3.1 An Ozone Primer
Wrapped around Earth is the atmosphere, which has evolved over the course of billions of years. Without this protective blanket of gases, life as we know it would be impossible. In comparison to the size of our planet, however, the thickness of the atmosphere is like that of the skin on an apple, and it's perhaps much more fragile than we'd like to imagine. The effects of changes in the atmosphere such as an increase in "greenhouse gases" and ozone depletion can be studied in Antarctica by looking at plants, the ice sheet, sea ice and solar radiation.
Ozone protects all living things on Earth from the damaging effects of ultraviolet light by absorbing most of the harmful ultraviolet radiation (called UV-B) from the Sun, which can be very damaging to living cells. UV-B causes some types of skin cancer and eye diseases in humans.

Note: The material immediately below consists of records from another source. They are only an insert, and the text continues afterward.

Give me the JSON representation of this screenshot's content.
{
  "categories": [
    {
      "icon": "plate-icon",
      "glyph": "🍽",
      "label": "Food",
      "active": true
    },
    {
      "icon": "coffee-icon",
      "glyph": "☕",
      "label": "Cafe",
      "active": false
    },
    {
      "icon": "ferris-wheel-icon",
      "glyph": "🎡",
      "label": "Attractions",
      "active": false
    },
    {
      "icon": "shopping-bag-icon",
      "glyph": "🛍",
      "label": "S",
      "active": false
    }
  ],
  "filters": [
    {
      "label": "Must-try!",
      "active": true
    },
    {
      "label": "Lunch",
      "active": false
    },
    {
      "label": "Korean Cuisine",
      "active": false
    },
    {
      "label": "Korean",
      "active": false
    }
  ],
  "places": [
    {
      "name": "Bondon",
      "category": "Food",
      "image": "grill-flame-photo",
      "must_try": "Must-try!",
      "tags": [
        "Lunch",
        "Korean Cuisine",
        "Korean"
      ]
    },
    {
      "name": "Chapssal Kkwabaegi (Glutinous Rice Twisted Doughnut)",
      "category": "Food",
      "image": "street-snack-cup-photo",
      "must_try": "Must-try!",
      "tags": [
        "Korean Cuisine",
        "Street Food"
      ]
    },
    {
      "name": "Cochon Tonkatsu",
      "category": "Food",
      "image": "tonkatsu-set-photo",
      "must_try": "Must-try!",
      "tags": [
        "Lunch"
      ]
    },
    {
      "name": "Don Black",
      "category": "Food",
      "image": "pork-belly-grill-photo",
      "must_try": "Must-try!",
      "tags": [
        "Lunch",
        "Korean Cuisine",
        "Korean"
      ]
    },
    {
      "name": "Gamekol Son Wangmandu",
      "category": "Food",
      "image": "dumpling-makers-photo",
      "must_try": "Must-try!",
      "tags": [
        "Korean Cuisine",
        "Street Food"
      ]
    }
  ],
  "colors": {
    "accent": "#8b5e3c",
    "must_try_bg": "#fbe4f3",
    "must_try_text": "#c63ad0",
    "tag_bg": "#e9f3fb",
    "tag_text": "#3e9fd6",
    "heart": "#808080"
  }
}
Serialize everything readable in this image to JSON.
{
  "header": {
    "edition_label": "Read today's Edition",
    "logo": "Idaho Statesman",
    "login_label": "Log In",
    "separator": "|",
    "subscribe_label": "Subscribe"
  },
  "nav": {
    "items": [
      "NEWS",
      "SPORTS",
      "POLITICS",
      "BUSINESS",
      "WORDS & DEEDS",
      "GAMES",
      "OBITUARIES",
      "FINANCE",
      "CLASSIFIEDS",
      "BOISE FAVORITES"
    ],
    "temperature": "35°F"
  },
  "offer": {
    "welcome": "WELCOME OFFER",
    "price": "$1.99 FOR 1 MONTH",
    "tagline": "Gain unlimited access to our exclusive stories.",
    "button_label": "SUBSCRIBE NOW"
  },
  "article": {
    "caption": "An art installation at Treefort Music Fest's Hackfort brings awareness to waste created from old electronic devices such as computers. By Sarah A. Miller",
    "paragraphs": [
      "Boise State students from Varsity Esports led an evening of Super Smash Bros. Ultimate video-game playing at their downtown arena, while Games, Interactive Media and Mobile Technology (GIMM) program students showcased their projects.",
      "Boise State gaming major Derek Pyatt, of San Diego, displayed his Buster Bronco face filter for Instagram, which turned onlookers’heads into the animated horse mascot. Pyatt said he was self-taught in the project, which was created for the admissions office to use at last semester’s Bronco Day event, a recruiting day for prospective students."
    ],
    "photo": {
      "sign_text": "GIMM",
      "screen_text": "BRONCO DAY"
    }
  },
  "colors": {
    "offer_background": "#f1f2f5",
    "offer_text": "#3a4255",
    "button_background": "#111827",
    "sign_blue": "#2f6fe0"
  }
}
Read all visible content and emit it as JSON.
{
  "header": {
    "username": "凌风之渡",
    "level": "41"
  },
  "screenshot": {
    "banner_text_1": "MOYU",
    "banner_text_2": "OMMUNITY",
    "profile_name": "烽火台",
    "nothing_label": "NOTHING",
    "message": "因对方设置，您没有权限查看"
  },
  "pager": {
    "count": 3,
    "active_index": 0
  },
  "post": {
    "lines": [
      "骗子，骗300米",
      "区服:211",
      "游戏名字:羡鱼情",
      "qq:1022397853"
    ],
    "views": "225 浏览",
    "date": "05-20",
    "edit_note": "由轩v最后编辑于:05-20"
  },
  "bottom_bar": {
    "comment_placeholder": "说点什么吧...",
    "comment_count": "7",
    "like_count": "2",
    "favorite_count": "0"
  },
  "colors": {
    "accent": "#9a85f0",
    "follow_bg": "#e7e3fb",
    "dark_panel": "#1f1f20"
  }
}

In 1985 British scientists published their findings on a strange and unexpected occurrence over Antarctica. They noticed that large amounts of ozone had disappeared over the continent during September (as sunlight returns after months of darkness), but that during November and December ozone levels returned to normal. Since 1985, while varying in extent from year to year, the now-notorious "ozone hole" has covered a wider area, has extended further up and down in the atmosphere, and lasted longer.
The chemical explanation of ozone depletion is as follows:
Ultraviolet light strikes a CFC molecule and causes a chlorine molecule to break away. The chlorine collides with an ozone molecule (O3) and steals an oxygen atom to form chlorine monoxide and leave behind a molecule of ordinary oxygen. When a free atom of oxygen collides with the chlorine monoxide, the two oxygen atoms form a molecule of oxygen (O2). The chlorine atom (Cl) is thus released, and is free to destroy more ozone.
The ozone hole appears over the Antarctic during austral spring for two main reasons.
Students will construct a Parts Per Million (PPM) model of normal atmospheric ozone.
Students will illustrate and describe chemical processes causing ozone depletion.
Students will research the latest findings on Antarctic ozone depletion, by going on-line and using other research tools.
Brainstorm with class what they know about ozone and/or the ozone hole. List the following chemical symbols on the chalkboard and ask students to match each symbol with its name.
Ozone (O3) is a special form of oxygen molecule
that consists of three atoms of oxygen bonded together instead of the
usual two. It's normally present in the upper atmosphere in concentrations
of just 10 to 15 parts per million. This is enough to filter out most
of the deadly ultraviolet radiation (UV-B) that comes from the sun. Explain
that in Activity 3.1.1, Parts Per Million, students will illustrate the
fraction of the upper atmosphere that consists of ozone.